Volvió para examinar la piedra y pidió ayuda para moverla. Vano intento. La piedra no se movió y las ayudas se marcharon. Cuando estaba solo, pensando y buscando explicaciones, el anciano apareció y saludó con un lacónico “buenas tardes” que logró asustarle. Y fue a sentarse sobre la piedra.

  • Creo que buscas razones pero es posible que no lleguen a gustarte demasiado. – dijo.

El anciano quedó callado esperando respuestas que no llegaban. El actual propietario de la finca se le quedó mirando largo rato.
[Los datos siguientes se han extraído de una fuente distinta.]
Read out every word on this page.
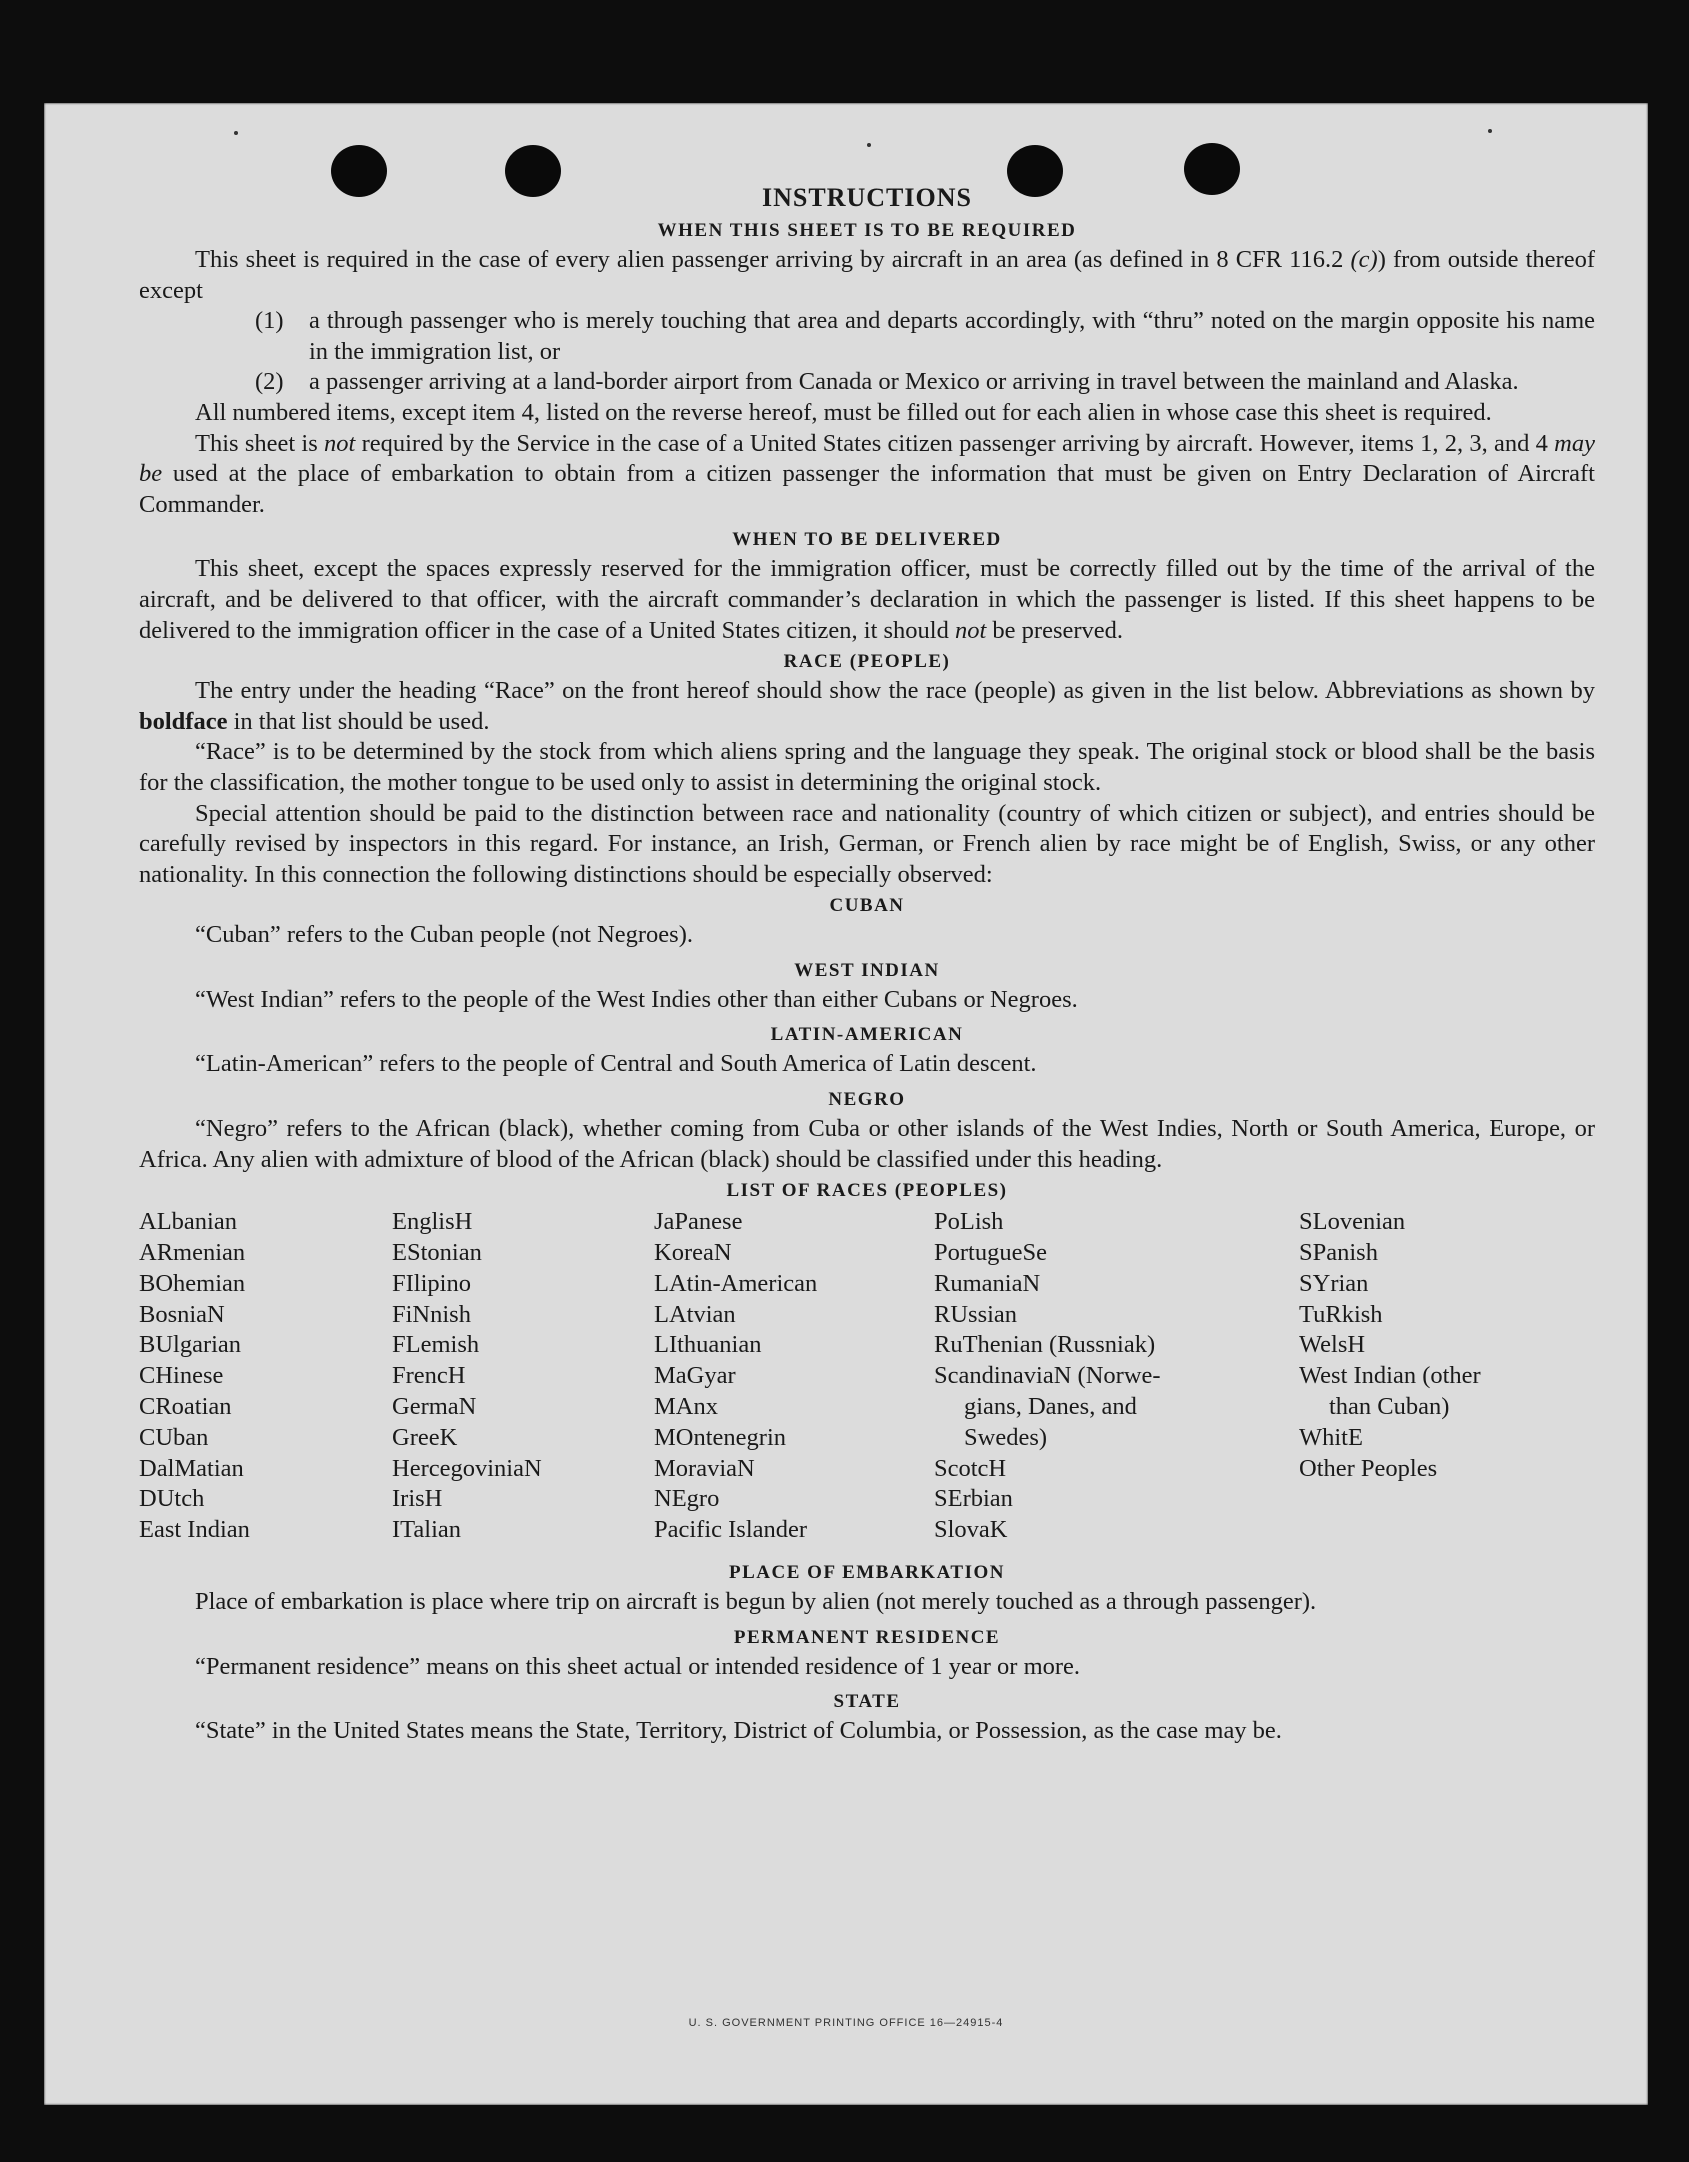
INSTRUCTIONS
WHEN THIS SHEET IS TO BE REQUIRED

This sheet is required in the case of every alien passenger arriving by aircraft in an area (as defined in 8 CFR 116.2 (c)) from outside thereof except

(1)	a through passenger who is merely touching that area and departs accordingly, with “thru” noted on the margin opposite his name in the immigration list, or
(2)	a passenger arriving at a land-border airport from Canada or Mexico or arriving in travel between the mainland and Alaska.

All numbered items, except item 4, listed on the reverse hereof, must be filled out for each alien in whose case this sheet is required.

This sheet is not required by the Service in the case of a United States citizen passenger arriving by aircraft. However, items 1, 2, 3, and 4 may be used at the place of embarkation to obtain from a citizen passenger the information that must be given on Entry Declaration of Aircraft Commander.

WHEN TO BE DELIVERED

This sheet, except the spaces expressly reserved for the immigration officer, must be correctly filled out by the time of the arrival of the aircraft, and be delivered to that officer, with the aircraft commander’s declaration in which the passenger is listed. If this sheet happens to be delivered to the immigration officer in the case of a United States citizen, it should not be preserved.

RACE (PEOPLE)

The entry under the heading “Race” on the front hereof should show the race (people) as given in the list below. Abbreviations as shown by boldface in that list should be used.

“Race” is to be determined by the stock from which aliens spring and the language they speak. The original stock or blood shall be the basis for the classification, the mother tongue to be used only to assist in determining the original stock.

Special attention should be paid to the distinction between race and nationality (country of which citizen or subject), and entries should be carefully revised by inspectors in this regard. For instance, an Irish, German, or French alien by race might be of English, Swiss, or any other nationality. In this connection the following distinctions should be especially observed:

CUBAN

“Cuban” refers to the Cuban people (not Negroes).

WEST INDIAN

“West Indian” refers to the people of the West Indies other than either Cubans or Negroes.

LATIN-AMERICAN

“Latin-American” refers to the people of Central and South America of Latin descent.

NEGRO

“Negro” refers to the African (black), whether coming from Cuba or other islands of the West Indies, North or South America, Europe, or Africa. Any alien with admixture of blood of the African (black) should be classified under this heading.

LIST OF RACES (PEOPLES)
ALbanian
ARmenian
BOhemian
BosniaN
BUlgarian
CHinese
CRoatian
CUban
DalMatian
DUtch
East Indian
EnglisH
EStonian
FIlipino
FiNnish
FLemish
FrencH
GermaN
GreeK
HercegoviniaN
IrisH
ITalian
JaPanese
KoreaN
LAtin-American
LAtvian
LIthuanian
MaGyar
MAnx
MOntenegrin
MoraviaN
NEgro
Pacific Islander
PoLish
PortugueSe
RumaniaN
RUssian
RuThenian (Russniak)
ScandinaviaN (Norwe-
gians, Danes, and
Swedes)
ScotcH
SErbian
SlovaK
SLovenian
SPanish
SYrian
TuRkish
WelsH
West Indian (other
than Cuban)
WhitE
Other Peoples
PLACE OF EMBARKATION

Place of embarkation is place where trip on aircraft is begun by alien (not merely touched as a through passenger).

PERMANENT RESIDENCE

“Permanent residence” means on this sheet actual or intended residence of 1 year or more.

STATE

“State” in the United States means the State, Territory, District of Columbia, or Possession, as the case may be.

U. S. GOVERNMENT PRINTING OFFICE 16—24915-4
Al fin, dijo:

  • ¿Nos conocemos? ¿Nos hemos visto antes? Tu cara me es conocida… me recuerda a un viejo retrato que tengo en mi salón… pero no puede ser.
  • O quizás sí puede ser. Tu retrato es mi tataranieto. Y tú eres su descendiente directo… bastantes generaciones después.
  • Pero… es muy extraño. Yo no conocía este lugar hasta hace unos días que lo vi anunciado. Nunca había oído hablar de castillos ni de esta familia de que me hablas.
  • La maldición tiene que cumplirse. Cada veinticinco generaciones las furias vuelven con sus castigos. Tus hijos serán los siguientes y morirán en la casa que vas a construir. Y yo soy el guardián encargado de que todo se cumpla. Es necesario que el castigo se vaya cumpliendo. El pecado fue demasiado grave y las furias no lo olvidan.
  • Si no construyo la casa, la maldición no podrá y no deberá cumplirse.
  • La maldición – dijo el anciano – se cumplirá de una u otra forma.

Mientras hablaban, dos niños, hijo e hija del nuevo dueño, entraron correteando en la finca, buscando a su padre. Daban vueltas a la enorme piedra mientras corrían, escondiéndose uno de otro. Por un momento, la piedra se movió y dejó entrever una escalera que bajaba.

Cuando el padre quiso llamarles, los niños habían desaparecido.